Nom | Jean-Louis Tassé |
Naissance | 1932 à Bellevue (aujourd'hui Ville de Léry) |
Enfance | Quartiers Villeray et Milton-Park, Montréal |
Éducation | Loyola College |
Carrière | - Commis comptable, Royal Securities Corporation Ltd (1951) - Vendeur débutant, W.C. Pitfield & Company Ltd. (1953) - Vendeur Morgan, Kempf et Morgan & Co. Ltd (1955) - Vendeur obligations municipales Desjardins, Couture Inc. (1957) - Vendeur, puis directeur-général, Crédit du Nord Inc. (1961) - Vice-président, responsable du municipal, Cliche et Associés Ltée. (1965) - Président et fondateur, Tassé & Associés, Limitée (1967) - Représentant, Valeurs Mobilières Banque Laurentienne. (2000) |
Spécialisation | Obligations, entrepreneur et gestionnaire de firmes de courtage |
Divers | Gestionnaire, Autobus Terremont Ltée |
Notice
Né dans une famille de courtiers, Jean-Louis Tassé s’imprègne du métier avec son père et son oncle. De commis-comptable à vendeur accompli, il franchit rapidement toutes les étapes d’un solide apprentissage. Utilisant les associations professionnelles comme foyers de connaissances et bassin de relations, son éducation bilingue et son entregent naturel lui permettent d’être rapidement reconnu dans son milieu. Après que le secteur obligataire municipal lui ait procuré ses premiers succès, il s’établit à son compte.

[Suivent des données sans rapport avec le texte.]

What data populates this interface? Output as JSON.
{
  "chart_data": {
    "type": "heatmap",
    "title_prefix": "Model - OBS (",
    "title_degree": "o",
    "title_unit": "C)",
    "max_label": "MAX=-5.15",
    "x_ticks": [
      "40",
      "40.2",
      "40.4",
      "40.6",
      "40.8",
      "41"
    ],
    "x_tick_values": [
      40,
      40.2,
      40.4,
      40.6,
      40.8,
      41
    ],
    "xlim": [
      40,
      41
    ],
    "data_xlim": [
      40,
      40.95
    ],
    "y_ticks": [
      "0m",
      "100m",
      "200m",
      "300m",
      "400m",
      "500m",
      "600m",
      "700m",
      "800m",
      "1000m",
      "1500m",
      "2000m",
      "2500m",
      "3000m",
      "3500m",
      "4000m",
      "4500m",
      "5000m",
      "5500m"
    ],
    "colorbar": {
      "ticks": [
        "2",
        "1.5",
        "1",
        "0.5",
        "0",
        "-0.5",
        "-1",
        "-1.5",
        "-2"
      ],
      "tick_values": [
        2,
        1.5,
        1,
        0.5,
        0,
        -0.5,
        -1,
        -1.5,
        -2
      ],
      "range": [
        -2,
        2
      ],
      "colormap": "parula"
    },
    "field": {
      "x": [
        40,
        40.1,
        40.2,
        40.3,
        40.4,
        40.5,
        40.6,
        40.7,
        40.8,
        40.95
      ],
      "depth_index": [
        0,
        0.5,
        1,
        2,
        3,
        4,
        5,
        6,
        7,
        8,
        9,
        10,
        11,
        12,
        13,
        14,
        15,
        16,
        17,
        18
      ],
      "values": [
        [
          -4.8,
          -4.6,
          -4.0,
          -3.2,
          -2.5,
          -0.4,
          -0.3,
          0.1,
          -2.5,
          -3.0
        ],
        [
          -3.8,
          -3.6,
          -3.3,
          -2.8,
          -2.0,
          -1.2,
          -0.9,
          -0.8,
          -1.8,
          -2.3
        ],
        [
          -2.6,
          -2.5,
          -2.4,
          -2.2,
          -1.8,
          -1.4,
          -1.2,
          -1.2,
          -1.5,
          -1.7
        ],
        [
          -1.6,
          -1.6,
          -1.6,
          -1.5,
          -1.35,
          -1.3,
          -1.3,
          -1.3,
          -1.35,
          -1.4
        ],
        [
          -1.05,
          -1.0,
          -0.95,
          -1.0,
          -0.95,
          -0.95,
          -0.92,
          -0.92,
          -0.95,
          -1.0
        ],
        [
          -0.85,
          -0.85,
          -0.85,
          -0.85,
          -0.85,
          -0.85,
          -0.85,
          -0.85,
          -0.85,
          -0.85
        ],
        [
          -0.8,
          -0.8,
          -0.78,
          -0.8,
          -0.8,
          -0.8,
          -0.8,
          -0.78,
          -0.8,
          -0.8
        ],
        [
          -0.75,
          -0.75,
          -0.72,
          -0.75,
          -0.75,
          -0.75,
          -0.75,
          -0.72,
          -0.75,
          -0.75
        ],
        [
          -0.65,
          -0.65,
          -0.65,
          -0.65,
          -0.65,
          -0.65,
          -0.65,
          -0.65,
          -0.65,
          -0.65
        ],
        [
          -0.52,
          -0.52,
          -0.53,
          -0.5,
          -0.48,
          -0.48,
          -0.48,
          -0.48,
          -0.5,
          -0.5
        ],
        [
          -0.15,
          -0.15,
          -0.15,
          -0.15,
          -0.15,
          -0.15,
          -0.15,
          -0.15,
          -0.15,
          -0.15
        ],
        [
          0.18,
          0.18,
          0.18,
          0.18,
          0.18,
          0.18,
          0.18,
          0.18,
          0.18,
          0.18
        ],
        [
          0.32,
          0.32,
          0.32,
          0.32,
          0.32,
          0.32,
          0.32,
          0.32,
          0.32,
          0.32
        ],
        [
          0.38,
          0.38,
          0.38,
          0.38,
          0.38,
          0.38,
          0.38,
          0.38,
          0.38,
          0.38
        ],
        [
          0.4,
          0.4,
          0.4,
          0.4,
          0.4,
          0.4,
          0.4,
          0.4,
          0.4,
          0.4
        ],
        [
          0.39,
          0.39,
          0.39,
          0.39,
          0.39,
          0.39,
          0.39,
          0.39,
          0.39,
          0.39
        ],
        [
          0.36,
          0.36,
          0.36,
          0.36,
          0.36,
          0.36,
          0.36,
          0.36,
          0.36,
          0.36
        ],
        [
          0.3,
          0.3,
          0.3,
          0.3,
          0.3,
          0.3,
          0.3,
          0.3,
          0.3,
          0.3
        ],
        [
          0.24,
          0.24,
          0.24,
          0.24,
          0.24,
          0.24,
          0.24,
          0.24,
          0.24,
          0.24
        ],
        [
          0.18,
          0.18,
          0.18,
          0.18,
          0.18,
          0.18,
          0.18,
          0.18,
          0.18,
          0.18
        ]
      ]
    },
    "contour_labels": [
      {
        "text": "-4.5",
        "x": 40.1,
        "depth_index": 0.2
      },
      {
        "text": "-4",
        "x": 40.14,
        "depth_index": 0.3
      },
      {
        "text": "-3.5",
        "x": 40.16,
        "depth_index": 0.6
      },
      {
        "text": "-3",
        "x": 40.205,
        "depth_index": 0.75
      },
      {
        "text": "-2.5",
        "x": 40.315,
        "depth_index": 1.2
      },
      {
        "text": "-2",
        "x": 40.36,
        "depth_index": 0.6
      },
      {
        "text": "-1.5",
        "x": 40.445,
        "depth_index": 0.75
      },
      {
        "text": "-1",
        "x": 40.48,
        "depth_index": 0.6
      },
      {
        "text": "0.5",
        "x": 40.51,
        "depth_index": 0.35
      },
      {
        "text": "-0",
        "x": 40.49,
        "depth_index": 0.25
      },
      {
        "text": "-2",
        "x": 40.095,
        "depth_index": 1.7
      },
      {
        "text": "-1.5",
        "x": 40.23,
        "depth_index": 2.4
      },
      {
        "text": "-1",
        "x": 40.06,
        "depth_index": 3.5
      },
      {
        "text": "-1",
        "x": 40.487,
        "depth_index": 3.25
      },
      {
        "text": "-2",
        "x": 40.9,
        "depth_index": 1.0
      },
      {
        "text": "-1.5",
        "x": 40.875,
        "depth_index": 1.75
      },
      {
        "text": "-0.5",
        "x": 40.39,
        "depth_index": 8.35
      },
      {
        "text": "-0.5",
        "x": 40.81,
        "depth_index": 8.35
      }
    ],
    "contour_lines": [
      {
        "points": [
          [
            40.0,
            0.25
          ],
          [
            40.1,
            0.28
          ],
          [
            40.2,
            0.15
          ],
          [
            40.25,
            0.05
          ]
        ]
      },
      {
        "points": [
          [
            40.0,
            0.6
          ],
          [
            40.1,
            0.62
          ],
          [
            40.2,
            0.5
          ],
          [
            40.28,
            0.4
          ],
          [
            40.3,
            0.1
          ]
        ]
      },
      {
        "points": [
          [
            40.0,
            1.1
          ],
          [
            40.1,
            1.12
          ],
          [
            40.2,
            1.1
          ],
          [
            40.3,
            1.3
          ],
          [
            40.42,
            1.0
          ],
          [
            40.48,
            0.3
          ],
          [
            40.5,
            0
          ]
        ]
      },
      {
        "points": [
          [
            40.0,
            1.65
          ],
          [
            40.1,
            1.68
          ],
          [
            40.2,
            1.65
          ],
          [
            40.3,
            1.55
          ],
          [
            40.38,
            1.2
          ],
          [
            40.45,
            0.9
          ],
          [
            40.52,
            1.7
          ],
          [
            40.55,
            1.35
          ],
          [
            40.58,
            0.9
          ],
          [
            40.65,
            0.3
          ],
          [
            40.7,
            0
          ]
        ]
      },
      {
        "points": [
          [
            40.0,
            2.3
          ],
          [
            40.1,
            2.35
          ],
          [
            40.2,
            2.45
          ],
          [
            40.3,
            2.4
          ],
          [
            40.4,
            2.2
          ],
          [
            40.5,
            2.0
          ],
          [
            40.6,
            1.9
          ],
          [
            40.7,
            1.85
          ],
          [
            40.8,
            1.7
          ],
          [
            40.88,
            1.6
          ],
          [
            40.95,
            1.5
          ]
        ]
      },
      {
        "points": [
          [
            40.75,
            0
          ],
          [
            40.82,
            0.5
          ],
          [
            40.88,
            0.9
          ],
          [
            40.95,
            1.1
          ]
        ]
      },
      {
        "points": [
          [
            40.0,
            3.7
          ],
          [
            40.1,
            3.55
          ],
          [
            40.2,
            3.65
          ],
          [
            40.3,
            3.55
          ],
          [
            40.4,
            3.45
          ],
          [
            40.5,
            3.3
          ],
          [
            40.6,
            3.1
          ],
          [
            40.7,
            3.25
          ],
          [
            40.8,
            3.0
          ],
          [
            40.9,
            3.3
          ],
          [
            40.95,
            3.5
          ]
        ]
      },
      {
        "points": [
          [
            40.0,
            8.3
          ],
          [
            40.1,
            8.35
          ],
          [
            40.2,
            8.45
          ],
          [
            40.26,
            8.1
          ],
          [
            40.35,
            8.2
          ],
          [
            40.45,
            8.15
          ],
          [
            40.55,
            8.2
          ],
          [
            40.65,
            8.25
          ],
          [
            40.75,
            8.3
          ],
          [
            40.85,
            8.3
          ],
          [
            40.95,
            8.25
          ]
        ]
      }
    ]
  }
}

Entrepreneur déterminé, sachant s’entourer, s’appuyant sur des relations durables, il construit avec des alliés fidèles, au cours des années Richard Gagnon, Jacques M. Gagnon et Raymond Trudeau, une importante firme intégrée. Entre 1967 et 2000, il la dirige avec succès à travers les turbulences d’un secteur financier en plein bouleversement. Sa maison sera acquise par Valeurs Mobilières Banque Laurentienne.
Biographie
Très jeune, Jean-Louis Tassé est attiré par le milieu du courtage et choisit d’y faire carrière. Au départ de sa vie professionnelle, il dispose déjà d’atouts qui font une partie de son succès: une familiarité avec le milieu de la finance, l’audace et l’entrepreneurship… Son père n’avait pas hésité dans les années ‘20 à se déplacer de Montréal à Winnipeg et New York pour gagner sa vie dans le monde du courtage en valeurs mobilières. Ce dernier revient travailler à Montréal à la suite du krach boursier de 1929. Dans les années 1930, il fonde une famille, avec Georgette, son épouse qu’il a rencontrée à New York. Ensemble, ils ont sept enfants, quatre filles et trois garçons. La guerre terminée, les enfants poursuivent leurs études dans des établissements privés. Après leurs études primaires, les filles fréquentent Villa Maria, une école dirigée par les sœurs de la Congrégation de Notre-Dame. Les garçons sont inscrits dans trois institutions différentes: un étudie au Collège Mont-Saint-Louis ; un autre au Collège Sainte-Marie et Jean-Louis, dans un collège d’enseignement anglophone, le Collège Loyola. Or, Jean-Louis ne connait pas un mot d’anglais. Quitte à travailler plus fort et à redoubler sa première année du secondaire, Jean-Louis s’acharne et termine ses 4 années de high school avec succès. Mais tout comme son père, son goût pour les études s’affaiblit rapidement. À la suite de ses études secondaires, il demande à s’inscrire dans une école privée offrant des cours de comptabilité de base et de dactylo.
- Le monde du courtage
- La progression dans la hiérarchie
- Les étapes de l’apprentissage
- Le marché obligataire au Québec
- Vie sociale, vie privée
- La vente au détail
- La gestion d’une maison de courtage
- Crédit du Nord
Le monde du courtage
Après quelques mois d’initiation à la technique comptable, le voilà prêt pour le marché du travail. Quel type de travail? Tout comme son père et son oncle Paul, le courtage en valeurs mobilières, bien sûr ! Sur la recommandation de son oncle, il est engagé en 1951 au salaire de 100 $ par mois comme commis dans une importante firme de l’époque, Royal Securities Corporation. Il est là pour apprendre, en commençant au bas de l’échelle, comme c’était la norme à l’époque dans ce milieu, fils de courtier ou pas, diplômé d’université ou pas. De commis il passe à commis comptable, et là en feuilletant le livre des clients, il découvre le nom du grand patron de la boîte, qu’il n’a bien sûr jamais rencontré et ne rencontrera jamais. À sa stupéfaction, il découvre qu’Isaac Walton( Killam), son grand patron, dispose de 5 millions de dollars dans son compte! Que représentent 5 millions $ quand on gagne 100 $ par mois? Une somme phénoménale.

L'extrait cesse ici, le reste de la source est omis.